I always look forward to the IBF’s annual Consumer Products & Retail Forecasting Forum. It gives me a chance to validate the direction we are taking our own forecasting and demand planning processes. There were many different themes that came out of the IBF Conference. The one that resonated with me the most was getting closer to the customer. Anderson Cheng, Senior Demand Planner & Hannah Petru, Demand Planner both from NESTLE USA were a Dynamic Duo at the conference. They did a wonderful job in explaining the processes that they have in place to fill the gap between product shipments and product consumption. They are making great strides in moving from “Push” forecasting to into the ‘Pull” world.
The “Push” world reminds me of the North Korean guided missile program….they launch their missiles into space with a planned trajectory, but in reality have no clue where it is going? When we lack that view into the supply chain, we only see our shipments and a delayed view of consumption. Then in between, there is a big blur or black hole!
Many CPG companies have commented this year that they are feeling distribution warehouses and retail chains are backing off building inventory that they carried in the past.
In this type of economy we are seeing a reverse “bullwhip effect.” As the supply chain drains its inventory, a supplier could overreact and pull back too much.

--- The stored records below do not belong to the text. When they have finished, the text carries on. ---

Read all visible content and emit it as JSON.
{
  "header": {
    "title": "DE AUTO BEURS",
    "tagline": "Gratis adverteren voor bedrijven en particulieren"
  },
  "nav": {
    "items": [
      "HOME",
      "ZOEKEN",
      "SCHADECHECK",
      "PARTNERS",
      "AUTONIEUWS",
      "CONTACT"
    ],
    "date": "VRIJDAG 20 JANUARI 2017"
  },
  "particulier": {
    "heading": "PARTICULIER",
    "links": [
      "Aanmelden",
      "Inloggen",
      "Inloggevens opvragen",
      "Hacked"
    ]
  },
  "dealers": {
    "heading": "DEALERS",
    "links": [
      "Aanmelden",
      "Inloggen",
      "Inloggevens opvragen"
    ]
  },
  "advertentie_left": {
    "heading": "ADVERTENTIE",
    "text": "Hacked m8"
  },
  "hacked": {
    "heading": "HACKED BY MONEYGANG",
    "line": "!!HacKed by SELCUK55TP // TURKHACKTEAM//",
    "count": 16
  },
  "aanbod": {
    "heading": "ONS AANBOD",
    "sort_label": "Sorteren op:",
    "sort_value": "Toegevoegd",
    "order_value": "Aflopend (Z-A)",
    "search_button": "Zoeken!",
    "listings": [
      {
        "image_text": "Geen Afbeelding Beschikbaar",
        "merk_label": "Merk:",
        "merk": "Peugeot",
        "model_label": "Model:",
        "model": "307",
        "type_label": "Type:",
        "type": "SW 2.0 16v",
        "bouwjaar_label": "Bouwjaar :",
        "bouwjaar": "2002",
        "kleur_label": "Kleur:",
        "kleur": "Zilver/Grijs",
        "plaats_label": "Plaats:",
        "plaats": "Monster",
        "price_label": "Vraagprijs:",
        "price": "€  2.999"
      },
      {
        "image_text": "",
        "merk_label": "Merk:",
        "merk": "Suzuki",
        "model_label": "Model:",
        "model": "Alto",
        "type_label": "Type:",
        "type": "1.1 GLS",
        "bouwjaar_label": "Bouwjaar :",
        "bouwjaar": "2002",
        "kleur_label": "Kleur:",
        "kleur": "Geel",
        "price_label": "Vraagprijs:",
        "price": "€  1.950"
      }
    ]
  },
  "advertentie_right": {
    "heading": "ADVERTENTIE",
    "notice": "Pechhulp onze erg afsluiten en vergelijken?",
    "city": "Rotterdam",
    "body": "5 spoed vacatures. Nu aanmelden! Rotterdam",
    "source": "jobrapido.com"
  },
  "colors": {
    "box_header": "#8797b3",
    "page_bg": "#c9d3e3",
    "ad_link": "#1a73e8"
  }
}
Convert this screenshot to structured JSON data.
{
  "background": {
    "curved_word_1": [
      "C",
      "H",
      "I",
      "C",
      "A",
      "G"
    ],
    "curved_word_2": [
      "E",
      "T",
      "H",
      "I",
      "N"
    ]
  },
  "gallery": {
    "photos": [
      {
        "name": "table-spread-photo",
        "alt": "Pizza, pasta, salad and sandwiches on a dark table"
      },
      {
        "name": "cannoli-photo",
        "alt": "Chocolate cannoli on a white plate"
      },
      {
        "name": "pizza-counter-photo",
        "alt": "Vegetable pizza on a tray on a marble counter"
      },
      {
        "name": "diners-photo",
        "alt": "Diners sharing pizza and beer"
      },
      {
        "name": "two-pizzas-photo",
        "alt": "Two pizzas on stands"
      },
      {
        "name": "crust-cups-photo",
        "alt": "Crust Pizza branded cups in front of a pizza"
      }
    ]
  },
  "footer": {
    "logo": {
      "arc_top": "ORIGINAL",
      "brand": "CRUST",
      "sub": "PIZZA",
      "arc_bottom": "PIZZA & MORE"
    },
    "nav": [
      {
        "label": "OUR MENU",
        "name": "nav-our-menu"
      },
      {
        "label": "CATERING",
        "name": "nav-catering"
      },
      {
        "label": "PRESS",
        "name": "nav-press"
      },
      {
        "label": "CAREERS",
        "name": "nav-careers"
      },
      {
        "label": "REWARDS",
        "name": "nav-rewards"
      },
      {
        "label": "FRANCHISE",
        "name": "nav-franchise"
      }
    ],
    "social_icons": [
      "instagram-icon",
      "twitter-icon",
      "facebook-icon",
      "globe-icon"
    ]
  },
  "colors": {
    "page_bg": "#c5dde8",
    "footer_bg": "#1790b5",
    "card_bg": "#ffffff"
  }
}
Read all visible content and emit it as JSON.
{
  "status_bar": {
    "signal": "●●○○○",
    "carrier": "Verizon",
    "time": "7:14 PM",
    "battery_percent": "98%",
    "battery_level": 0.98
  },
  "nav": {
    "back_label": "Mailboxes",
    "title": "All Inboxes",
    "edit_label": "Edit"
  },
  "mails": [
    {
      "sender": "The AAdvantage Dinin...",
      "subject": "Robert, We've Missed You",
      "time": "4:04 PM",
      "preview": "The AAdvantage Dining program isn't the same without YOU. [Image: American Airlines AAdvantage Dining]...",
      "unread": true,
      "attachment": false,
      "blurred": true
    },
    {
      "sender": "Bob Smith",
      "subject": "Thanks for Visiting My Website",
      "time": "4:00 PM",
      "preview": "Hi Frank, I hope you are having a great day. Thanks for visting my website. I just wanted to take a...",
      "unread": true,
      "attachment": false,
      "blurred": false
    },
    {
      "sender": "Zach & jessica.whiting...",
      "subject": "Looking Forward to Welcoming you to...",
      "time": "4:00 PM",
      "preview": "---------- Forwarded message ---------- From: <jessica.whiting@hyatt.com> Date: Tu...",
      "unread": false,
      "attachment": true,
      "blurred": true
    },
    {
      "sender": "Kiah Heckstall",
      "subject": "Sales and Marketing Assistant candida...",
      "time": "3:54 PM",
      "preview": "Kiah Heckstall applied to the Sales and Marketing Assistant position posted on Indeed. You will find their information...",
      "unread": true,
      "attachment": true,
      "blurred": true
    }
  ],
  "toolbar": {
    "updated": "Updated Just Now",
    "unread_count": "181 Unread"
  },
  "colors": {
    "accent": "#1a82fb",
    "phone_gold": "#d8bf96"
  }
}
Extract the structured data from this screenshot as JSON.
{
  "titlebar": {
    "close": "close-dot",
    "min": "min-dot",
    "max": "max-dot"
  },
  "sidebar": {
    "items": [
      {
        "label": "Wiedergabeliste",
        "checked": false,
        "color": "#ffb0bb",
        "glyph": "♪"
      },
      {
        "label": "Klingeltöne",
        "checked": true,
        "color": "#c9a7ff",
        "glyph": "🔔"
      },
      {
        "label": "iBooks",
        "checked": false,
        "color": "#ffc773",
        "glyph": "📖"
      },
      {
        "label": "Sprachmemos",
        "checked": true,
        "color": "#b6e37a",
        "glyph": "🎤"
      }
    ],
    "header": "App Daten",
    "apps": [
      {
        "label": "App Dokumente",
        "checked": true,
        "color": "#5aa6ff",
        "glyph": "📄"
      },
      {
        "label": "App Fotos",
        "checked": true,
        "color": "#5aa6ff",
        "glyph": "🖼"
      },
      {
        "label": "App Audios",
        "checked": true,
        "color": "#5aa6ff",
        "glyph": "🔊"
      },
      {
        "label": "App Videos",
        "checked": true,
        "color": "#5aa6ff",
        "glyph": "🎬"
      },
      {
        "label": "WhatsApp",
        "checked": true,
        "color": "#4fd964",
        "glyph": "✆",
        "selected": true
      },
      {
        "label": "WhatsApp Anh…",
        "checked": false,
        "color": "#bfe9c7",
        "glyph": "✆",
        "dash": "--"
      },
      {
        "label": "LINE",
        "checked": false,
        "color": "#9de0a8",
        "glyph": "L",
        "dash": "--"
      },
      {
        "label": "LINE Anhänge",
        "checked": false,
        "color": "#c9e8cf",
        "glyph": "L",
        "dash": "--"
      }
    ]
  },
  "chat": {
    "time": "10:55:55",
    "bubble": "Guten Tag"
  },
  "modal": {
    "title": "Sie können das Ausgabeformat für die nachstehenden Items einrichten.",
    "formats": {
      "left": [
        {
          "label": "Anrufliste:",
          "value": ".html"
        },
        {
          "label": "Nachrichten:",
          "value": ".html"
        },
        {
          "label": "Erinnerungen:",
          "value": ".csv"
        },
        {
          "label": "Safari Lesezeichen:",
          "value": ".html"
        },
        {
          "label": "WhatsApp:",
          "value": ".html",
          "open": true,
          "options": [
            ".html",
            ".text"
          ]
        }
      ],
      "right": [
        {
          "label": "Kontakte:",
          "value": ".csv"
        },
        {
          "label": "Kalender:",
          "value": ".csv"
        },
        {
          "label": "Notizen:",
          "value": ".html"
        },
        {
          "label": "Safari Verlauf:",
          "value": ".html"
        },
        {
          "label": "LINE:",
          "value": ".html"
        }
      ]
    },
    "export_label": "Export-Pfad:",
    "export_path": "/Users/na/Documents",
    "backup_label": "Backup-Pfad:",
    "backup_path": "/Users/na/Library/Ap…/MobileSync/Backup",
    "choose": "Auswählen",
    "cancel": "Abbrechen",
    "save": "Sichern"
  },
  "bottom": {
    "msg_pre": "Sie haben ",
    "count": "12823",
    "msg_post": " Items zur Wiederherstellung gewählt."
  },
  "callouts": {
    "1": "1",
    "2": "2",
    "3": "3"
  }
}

Moving into the “Pull” world comes down to cost and benefit. How much of an investment in systems, data, and people is it going to cost the organization compared to the benefits derived from a seamless supply chain?
I am not a lazy demand planner, but I always believed that when it comes to demand planning, less is more. And pursue the next level of complexity when you are forced to due to not reaching your goals.
I think that we are all getting to the point, if we want to or not, of joining Nestles path into the ‘Pull” forecasting world.